The senior official, who resigned last week, will be at the trial of two other former executives accused of fraud in the shelved Dubai Waterfront project.
Former Nakheel executive to testify
DUBAI // A senior Nakheel executive who resigned last week has been ordered to testify at the trial of two other former executives accused of fraud in connection with the shelved Dubai Waterfront project. The Dubai Criminal Court said yesterday that Manal Shaheen, the property firm's former sales chief executive, would be summoned to testify in the trial of MJ, the chief executive of the Dubai Waterfront project, ML, his deputy, and two other Australians.

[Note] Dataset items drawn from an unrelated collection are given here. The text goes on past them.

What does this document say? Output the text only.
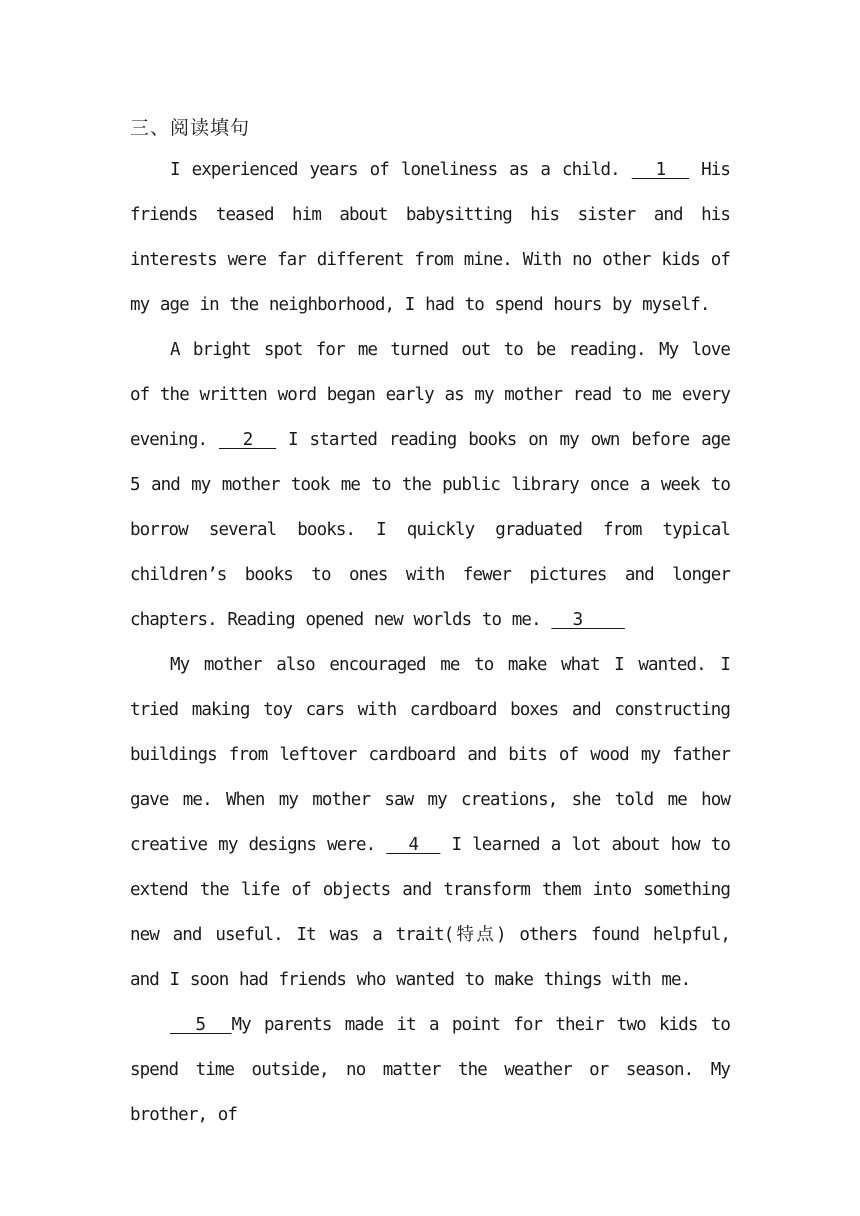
三、阅读填句

I experienced years of loneliness as a child.   1   His friends teased him about babysitting his sister and his interests were far different from mine. With no other kids of my age in the neighborhood, I had to spend hours by myself.

A bright spot for me turned out to be reading. My love of the written word began early as my mother read to me every evening.   2   I started reading books on my own before age 5 and my mother took me to the public library once a week to borrow several books. I quickly graduated from typical children’s books to ones with fewer pictures and longer chapters. Reading opened new worlds to me.   3

My mother also encouraged me to make what I wanted. I tried making toy cars with cardboard boxes and constructing buildings from leftover cardboard and bits of wood my father gave me. When my mother saw my creations, she told me how creative my designs were.   4   I learned a lot about how to extend the life of objects and transform them into something new and useful. It was a trait(特点) others found helpful, and I soon had friends who wanted to make things with me.

5  My parents made it a point for their two kids to spend time outside, no matter the weather or season. My brother, of
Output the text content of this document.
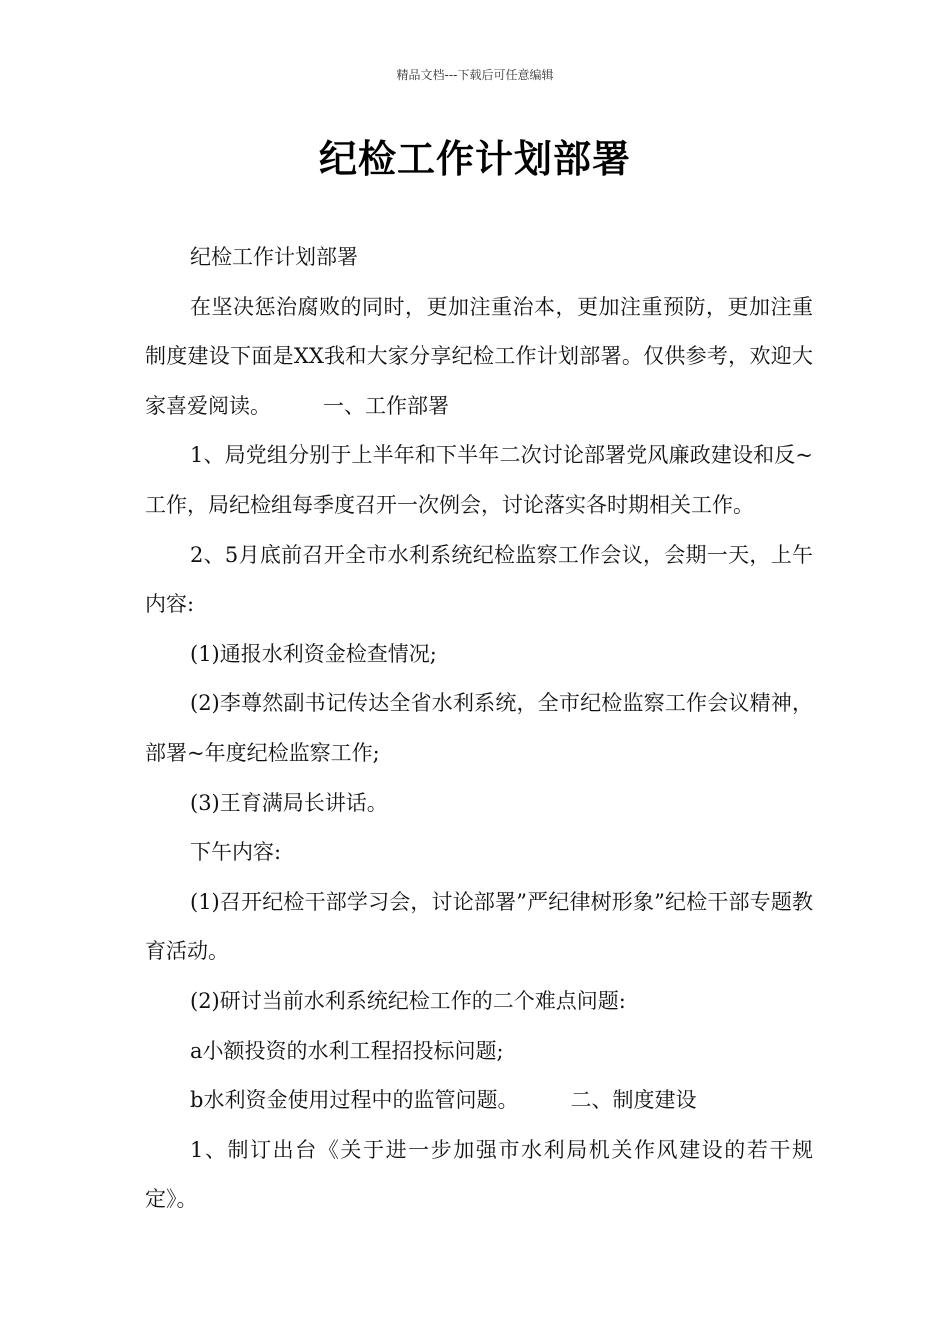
精品文档---下载后可任意编辑
纪检工作计划部署

纪检工作计划部署

在坚决惩治腐败的同时，更加注重治本，更加注重预防，更加注重制度建设下面是XX我和大家分享纪检工作计划部署。仅供参考，欢迎大家喜爱阅读。 一、工作部署

1、局党组分别于上半年和下半年二次讨论部署党风廉政建设和反~工作，局纪检组每季度召开一次例会，讨论落实各时期相关工作。

2、5月底前召开全市水利系统纪检监察工作会议，会期一天，上午内容:

(1)通报水利资金检查情况;

(2)李尊然副书记传达全省水利系统，全市纪检监察工作会议精神，部署~年度纪检监察工作;

(3)王育满局长讲话。

下午内容:

(1)召开纪检干部学习会，讨论部署”严纪律树形象”纪检干部专题教育活动。

(2)研讨当前水利系统纪检工作的二个难点问题:

a小额投资的水利工程招投标问题;

b水利资金使用过程中的监管问题。 二、制度建设

1、制订出台《关于进一步加强市水利局机关作风建设的若干规定》。
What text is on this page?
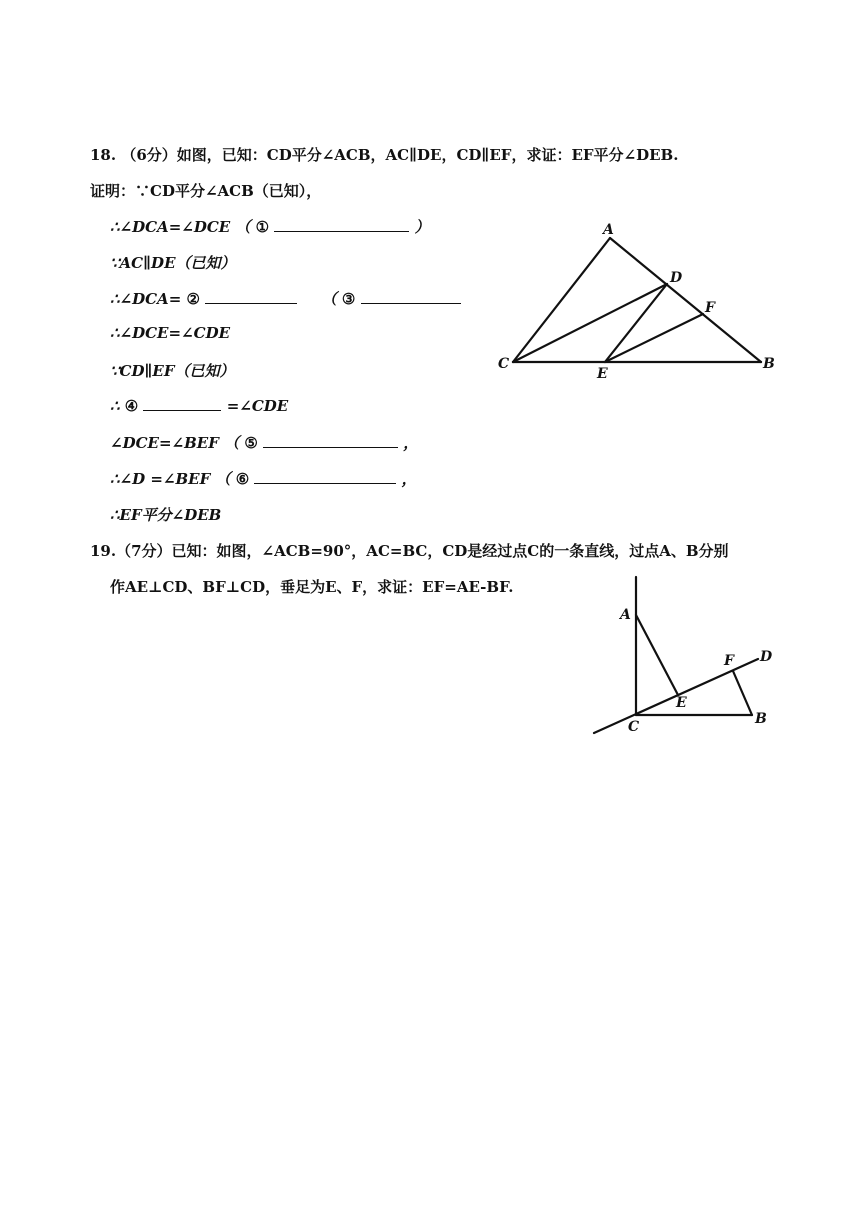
18. （6分）如图，已知：CD平分∠ACB，AC∥DE，CD∥EF，求证：EF平分∠DEB.
证明：∵CD平分∠ACB（已知），
∴∠DCA=∠DCE （ ①	）
∵AC∥DE（已知）
∴∠DCA= ②	（ ③
∴∠DCE=∠CDE
∵CD∥EF（已知）
∴ ④	=∠CDE
∠DCE=∠BEF （ ⑤	，
∴∠D =∠BEF （ ⑥	，
∴EF平分∠DEB
A
D
F
C
E
B
19.（7分）已知：如图，∠ACB=90°，AC=BC，CD是经过点C的一条直线，过点A、B分别
作AE⊥CD、BF⊥CD，垂足为E、F，求证：EF=AE-BF.
A
F D
E
C	B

They are accused of giving false information about the ownership and value of a plot of land at the waterfront project to defraud an Australian developer, Sunland Group, of more than Dh44 million (US$12m). The presiding judge, El Saeed Bargouth, told the court that Ms Shaheen would be cross examined by MJ's lawyer, Salem al Sha'ali, on the question of whether she had sanctioned the sale of the plot by the defendants to Sunland Group.
Court records show that suspicions over the deflated sales price of plot D-17 led to an investigation by the Dubai Government's financial audit department. Dubai Waterfront was a sprawling coastal development project near Jebel Ali that has fizzled out. Mr al Sha'ali told the court yesterday that his client received some of the money he is accused of embezzling prior to his employment with Nakheel, which made it legal.
Prosecutors accuse MJ and ML, along with fellow Australians AB and AR, of swindling David Brown, Sunland's representative in Dubai. Two other suspects, the Waterfront project's chief lawyer, AB, and AR, a businessman, remain at large. Mr Brown was allegedly instructed to pay the money for plot D-17 to AR's company, Prudential Investment, which the men claimed was the owner of the land. In fact, Dubai-based Nakheel owned the land, prosecutors say.
In an apparent bid to make the deal more attractive to Mr Brown, the defendants allegedly quoted a land value far lower than the actual price. Mr Brown told prosecutors that he and AR agreed on a partnership deal to develop properties on the land, but later decided Mr Brown would pay Dh44.1m (US$12m) for outright ownership. Mohammed Hussein, the lead fraud investigator at the financial audit department, told prosecutors he discovered MJ had received Dh22.1m from AR and deposited the money in an offshore bank account, and alleged that ML and AB made large sums of money for facilitating the fraud by presenting false information to Nakheel and Sunland.